Cette phrase échappée à M. le duc d'Orléans me fit plaisir parce qu'elle me fournissait une réplique péremptoire. «Je conçois cet embarras, monseigneur; mais il y a un moyen sûr de l'écarter. Si vous ne croyez pas pouvoir rejoindre Henri V, comme je le proposais tout à l'heure, vous pouvez prendre une autre route. La session va s'ouvrir: quelle que soit la première proposition qui sera faite par les députés, déclarez que la Chambre actuelle n'a pas les pouvoirs nécessaires (ce qui est la vérité pure) pour disposer de la forme du gouvernement; dites qu'il faut que la France soit consultée, et qu'une nouvelle assemblée soit élue avec des pouvoirs ad hoc pour décider une aussi grande question. Votre Altesse Royale se mettra de la sorte dans la position la plus populaire; le parti républicain, qui fait aujourd'hui votre danger, vous portera aux nues. Dans les deux mois qui s'écouleront jusqu'à l'arrivée de la nouvelle législature, vous organiserez la garde nationale; tous vos amis et les amis du jeune roi travailleront avec vous dans les provinces. Laissez venir alors les députés, laissez se plaider publiquement à la tribune la cause que je défends. Cette cause, favorisée en secret par vous, obtiendra l'immense majorité des suffrages. Le moment d'anarchie étant passé, vous n'aurez plus rien à craindre de la violence des républicains. Je ne vois pas même qu'il soit très difficile d'attirer à vous le général La Fayette et M. Laffitte. Quel rôle pour vous, monseigneur! vous pouvez régner quinze ans sous le nom de votre pupille; dans quinze ans, l'âge du repos sera arrivé pour nous tous; vous aurez eu la gloire, unique dans l'histoire, d'avoir pu monter au trône et de l'avoir laissé à l'héritier légitime; en même temps, vous aurez élevé cet enfant dans les lumières du siècle, et vous l'aurez rendu capable de régner sur la France: une de vos filles pourrait un jour porter le sceptre avec lui.»
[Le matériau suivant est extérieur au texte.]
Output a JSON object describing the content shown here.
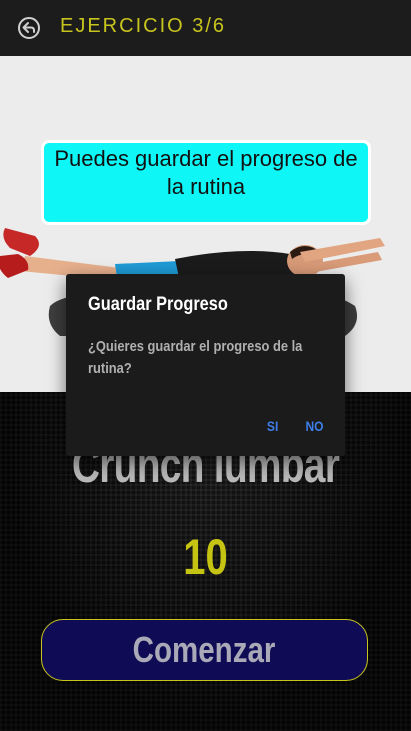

Philippe promenait ses regards vaguement au-dessus de sa tête: «Pardon, me dit-il, monsieur de Chateaubriand; j'ai quitté, pour m'entretenir avec vous, une députation auprès de laquelle il faut que je retourne. Madame la duchesse d'Orléans vous aura dit combien je serais heureux de faire ce que vous pourriez désirer; mais, croyez-le bien, c'est moi qui retiens seul une foule menaçante. Si le parti royaliste n'est pas massacré, il ne doit sa vie qu'à mes efforts.

«—Monseigneur, répondis-je à cette déclaration si inattendue et si loin du sujet de notre conversation, j'ai vu des massacres: ceux qui ont passé à travers la Révolution sont aguerris. Les moustaches grises ne se laissent pas effrayer par les objets qui font peur aux conscrits.»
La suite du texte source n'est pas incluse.